To solve this problem, we can use the principles of kinematics and consider the horizontal and vertical motions separately.

Let's start with part (b) of the question: finding the distance from the tree where the dog catches the ball. Since the boy throws the ball horizontally, the horizontal motion of the ball is unaffected by gravity. Therefore, we can ignore the horizontal motion and focus on the vertical motion only.

We know that the initial vertical position of the ball is 12.0 m above the ground, the acceleration due to gravity is 9.8 m/s^2 (assuming Earth's gravity), and the final vertical position is 0 m (on the ground).
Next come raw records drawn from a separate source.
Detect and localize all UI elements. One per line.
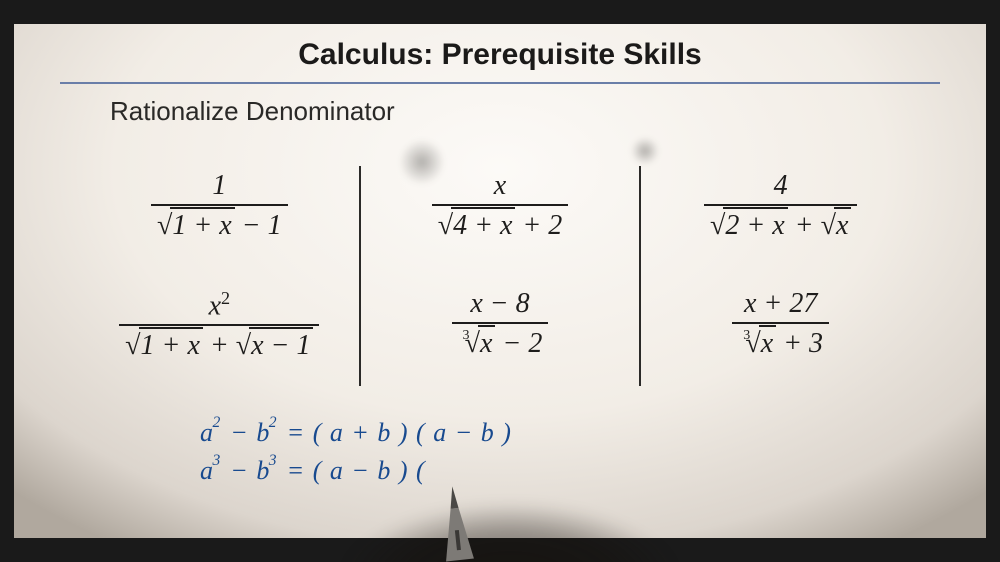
problem-2-3: x + 27 3√x + 3 bbox=[732, 288, 829, 360]
problem-1-1: 1 √1 + x − 1 bbox=[151, 170, 288, 242]
column-1: 1 √1 + x − 1 x2 √1 + x + √x − 1 bbox=[80, 160, 359, 410]
problem-2-2: x − 8 3√x − 2 bbox=[452, 288, 549, 360]
numerator: 4 bbox=[768, 170, 794, 204]
denominator: 3√x + 3 bbox=[732, 324, 829, 360]
column-2: x √4 + x + 2 x − 8 3√x − 2 bbox=[361, 160, 640, 410]
problem-1-3: 4 √2 + x + √x bbox=[704, 170, 857, 242]
title-underline bbox=[60, 82, 940, 84]
pen-icon bbox=[400, 442, 520, 562]
denominator: 3√x − 2 bbox=[452, 324, 549, 360]
denominator: √1 + x − 1 bbox=[151, 206, 288, 242]
problem-2-1: x2 √1 + x + √x − 1 bbox=[119, 288, 319, 362]
denominator: √1 + x + √x − 1 bbox=[119, 326, 319, 362]
column-3: 4 √2 + x + √x x + 27 3√x + 3 bbox=[641, 160, 920, 410]
numerator: x − 8 bbox=[464, 288, 535, 322]
denominator: √2 + x + √x bbox=[704, 206, 857, 242]
denominator: √4 + x + 2 bbox=[432, 206, 569, 242]
problems-grid: 1 √1 + x − 1 x2 √1 + x + √x − 1 x bbox=[80, 160, 920, 410]
worksheet-page: Calculus: Prerequisite Skills Rationaliz… bbox=[0, 0, 1000, 562]
letterbox-left bbox=[0, 0, 14, 562]
section-subtitle: Rationalize Denominator bbox=[110, 96, 395, 127]
letterbox-right bbox=[986, 0, 1000, 562]
letterbox-top bbox=[0, 0, 1000, 24]
numerator: 1 bbox=[206, 170, 232, 204]
numerator: x bbox=[488, 170, 512, 204]
numerator: x2 bbox=[203, 288, 237, 324]
numerator: x + 27 bbox=[738, 288, 823, 322]
problem-1-2: x √4 + x + 2 bbox=[432, 170, 569, 242]
page-title: Calculus: Prerequisite Skills bbox=[0, 38, 1000, 72]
We need to find the time it takes for the ball to reach the ground.

Using the formula for vertical displacement in free fall:

Δy = v0*t + (1/2)*a*t^2

Where:
Δy = final vertical position - initial vertical position = 0 - 12.0 = -12.0 m (negative because it is downward)
v0 = initial vertical velocity = 0 (since the boy throws it horizontally)
a = acceleration due to gravity = -9.8 m/s^2 (negative because it is downward)
t = time

Plugging in the values:

-12.0 = 0*t + (1/2)*(-9.8)*t^2

Simplifying and rearranging the equation:

4.9*t^2 = 12.0

Dividing both sides by 4.9:

t^2 = 12.0 / 4.9

t^2 = 2.45

Taking the square root of both sides:

t ≈ √2.45 ≈ 1.56 s

So, it takes approximately 1.56 seconds for the ball to reach the ground.
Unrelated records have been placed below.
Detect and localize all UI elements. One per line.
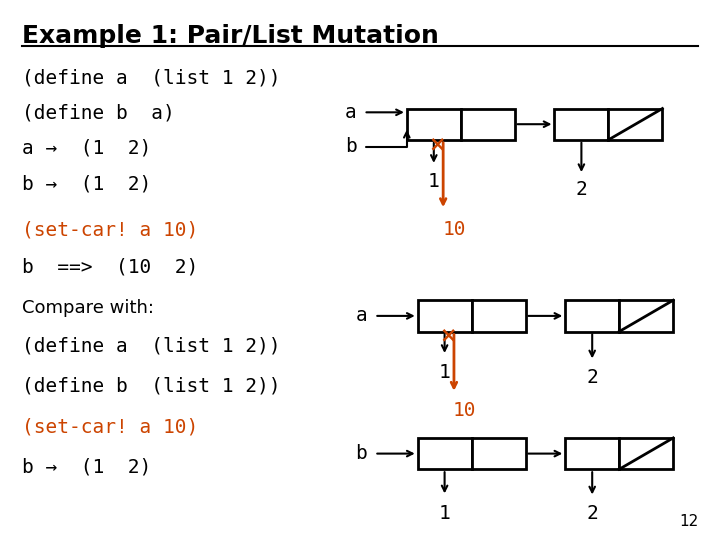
Bar <box>472 300 526 332</box>
Text: a: a <box>345 103 356 122</box>
Text: (define a  (list 1 2)): (define a (list 1 2)) <box>22 69 280 88</box>
Text: 10: 10 <box>453 401 477 420</box>
Text: ×: × <box>439 326 457 346</box>
Text: a: a <box>356 306 367 326</box>
Text: (define a  (list 1 2)): (define a (list 1 2)) <box>22 336 280 355</box>
Bar <box>565 300 619 332</box>
Bar <box>418 300 472 332</box>
Bar <box>418 438 472 469</box>
Text: (define b  (list 1 2)): (define b (list 1 2)) <box>22 376 280 396</box>
Text: 1: 1 <box>438 504 451 523</box>
Bar <box>461 109 515 140</box>
Text: b: b <box>356 444 367 463</box>
Bar <box>608 109 662 140</box>
Bar <box>472 438 526 469</box>
Text: a →  (1  2): a → (1 2) <box>22 139 151 158</box>
Text: (set-car! a 10): (set-car! a 10) <box>22 417 198 436</box>
Text: Example 1: Pair/List Mutation: Example 1: Pair/List Mutation <box>22 24 438 48</box>
Text: Compare with:: Compare with: <box>22 299 153 317</box>
Bar <box>619 300 673 332</box>
Text: b: b <box>345 137 356 157</box>
Text: ×: × <box>428 134 446 154</box>
Text: b  ==>  (10  2): b ==> (10 2) <box>22 258 198 277</box>
Text: b →  (1  2): b → (1 2) <box>22 174 151 193</box>
Bar <box>554 109 608 140</box>
Text: 2: 2 <box>575 180 588 199</box>
Text: 2: 2 <box>586 504 598 523</box>
Text: (set-car! a 10): (set-car! a 10) <box>22 220 198 239</box>
Text: (define b  a): (define b a) <box>22 104 174 123</box>
Bar <box>407 109 461 140</box>
Text: b →  (1  2): b → (1 2) <box>22 457 151 477</box>
Text: 12: 12 <box>679 514 698 529</box>
Text: 1: 1 <box>438 363 451 382</box>
Text: 2: 2 <box>586 368 598 387</box>
Bar <box>619 438 673 469</box>
Text: 1: 1 <box>428 172 440 191</box>
Bar <box>565 438 619 469</box>
Text: 10: 10 <box>442 220 466 239</box>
Now, let's move on to part (a) of the question: finding the speed at which the dog must run to catch the ball just as it reaches the ground. Since the dog starts running the instant the ball is thrown, we can assume that the time taken by the ball to reach the ground is the same as the time taken by the dog to reach the ball.
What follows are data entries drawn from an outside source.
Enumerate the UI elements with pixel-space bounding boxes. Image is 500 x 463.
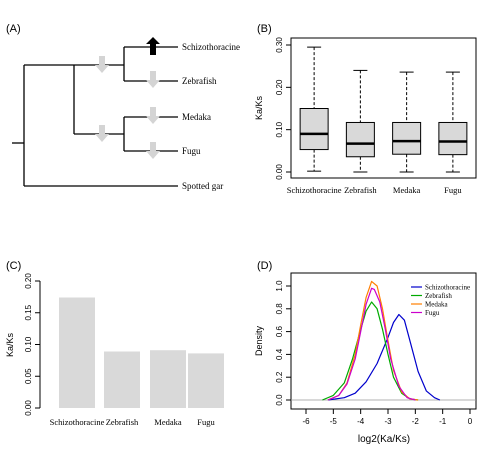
x-tick-label: -6 <box>302 417 310 426</box>
box-body <box>392 121 422 155</box>
density-chart: 0.0 0.2 0.4 0.6 0.8 1.0 -6 -5 -4 -3 -2 -1 0 log2(Ka/K… <box>254 272 477 445</box>
legend-label: Zebrafish <box>425 292 452 300</box>
box-body <box>299 108 329 151</box>
y-tick-label: 0.10 <box>275 121 284 137</box>
x-tick-label: 0 <box>468 417 473 426</box>
y-tick-label: 0.15 <box>24 304 33 320</box>
arrow-down-icon <box>146 142 160 159</box>
panel-label-b: (B) <box>257 23 272 35</box>
y-tick-label: 0.4 <box>275 348 284 360</box>
plot-frame <box>290 272 477 410</box>
arrow-down-icon <box>95 56 109 73</box>
bar <box>104 351 140 408</box>
taxon-label-schizothoracine: Schizothoracine <box>182 42 240 52</box>
density-line <box>327 280 419 401</box>
bar <box>150 350 186 408</box>
x-tick-label: -5 <box>330 417 338 426</box>
y-tick-label: 0.6 <box>275 325 284 337</box>
taxon-label-zebrafish: Zebrafish <box>182 76 217 86</box>
x-tick-label: -2 <box>412 417 420 426</box>
arrow-down-icon <box>95 125 109 142</box>
y-tick-label: 0.30 <box>275 37 284 53</box>
density-line <box>327 313 441 401</box>
bar-chart: 0.00 0.05 0.10 0.15 0.20 Ka/Ks Schizothoracine… <box>5 273 224 427</box>
arrow-down-icon <box>146 107 160 124</box>
y-tick-label: 0.0 <box>275 394 284 406</box>
x-axis-label: log2(Ka/Ks) <box>358 434 410 445</box>
taxon-label-medaka: Medaka <box>182 112 211 122</box>
x-category-label: Schizothoracine <box>50 417 105 427</box>
y-axis-label: Ka/Ks <box>5 332 15 357</box>
legend-label: Fugu <box>425 309 440 317</box>
panel-label-a: (A) <box>6 23 21 35</box>
y-axis-label: Density <box>254 325 264 356</box>
legend-label: Schizothoracine <box>425 284 470 292</box>
x-category-label: Fugu <box>444 185 462 195</box>
y-tick-label: 0.00 <box>275 164 284 180</box>
y-tick-label: 0.05 <box>24 368 33 384</box>
legend-label: Medaka <box>425 301 448 309</box>
y-tick-label: 0.2 <box>275 371 284 383</box>
x-category-label: Zebrafish <box>106 417 139 427</box>
y-tick-label: 1.0 <box>275 280 284 292</box>
arrow-down-icon <box>146 71 160 88</box>
y-tick-label: 0.20 <box>24 273 33 289</box>
y-tick-label: 0.00 <box>24 400 33 416</box>
y-tick-label: 0.10 <box>24 336 33 352</box>
boxplot-chart: 0.00 0.10 0.20 0.30 Ka/Ks Schizothoracine Zebr… <box>254 37 477 195</box>
x-tick-label: -4 <box>357 417 365 426</box>
x-category-label: Schizothoracine <box>287 185 342 195</box>
box-body <box>438 121 468 156</box>
x-category-label: Medaka <box>154 417 182 427</box>
box-body <box>345 121 375 158</box>
x-category-label: Fugu <box>197 417 215 427</box>
x-tick-label: -1 <box>439 417 447 426</box>
bar <box>188 353 224 408</box>
density-line <box>322 301 419 401</box>
taxon-label-spotted-gar: Spotted gar <box>182 181 223 191</box>
bar <box>59 297 95 408</box>
x-category-label: Medaka <box>393 185 421 195</box>
x-category-label: Zebrafish <box>344 185 377 195</box>
panel-label-c: (C) <box>6 260 21 272</box>
density-line <box>327 287 416 401</box>
y-axis-label: Ka/Ks <box>254 95 264 120</box>
y-tick-label: 0.8 <box>275 303 284 315</box>
arrow-up-icon <box>146 37 160 55</box>
panel-label-d: (D) <box>257 260 272 272</box>
taxon-label-fugu: Fugu <box>182 146 201 156</box>
phylogenetic-tree: Schizothoracine Zebrafish Medaka Fugu Sp… <box>12 37 240 191</box>
x-tick-label: -3 <box>384 417 392 426</box>
y-tick-label: 0.20 <box>275 79 284 95</box>
plot-frame <box>290 37 477 179</box>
The horizontal distance traveled by the ball is given by:

d = v0*t

Where:
d = horizontal distance
v0 = horizontal velocity = 8.50 m/s (since the boy throws the ball horizontally)
t = time taken for the ball to reach the ground ≈ 1.56 s (from our previous calculation)

Plugging in the values:

d = 8.50 * 1.56 ≈ 13.26 m

So, the distance from the tree where the dog catches the ball is approximately 13.26 meters.

To find the speed at which the dog must run, we can use the formula for speed:

Speed = Distance / Time

Speed = 13.26 m / 1.56 s ≈ 8.49 m/s

Therefore, the dog must run at a speed of approximately 8.49 m/s to catch the ball just as it reaches the ground.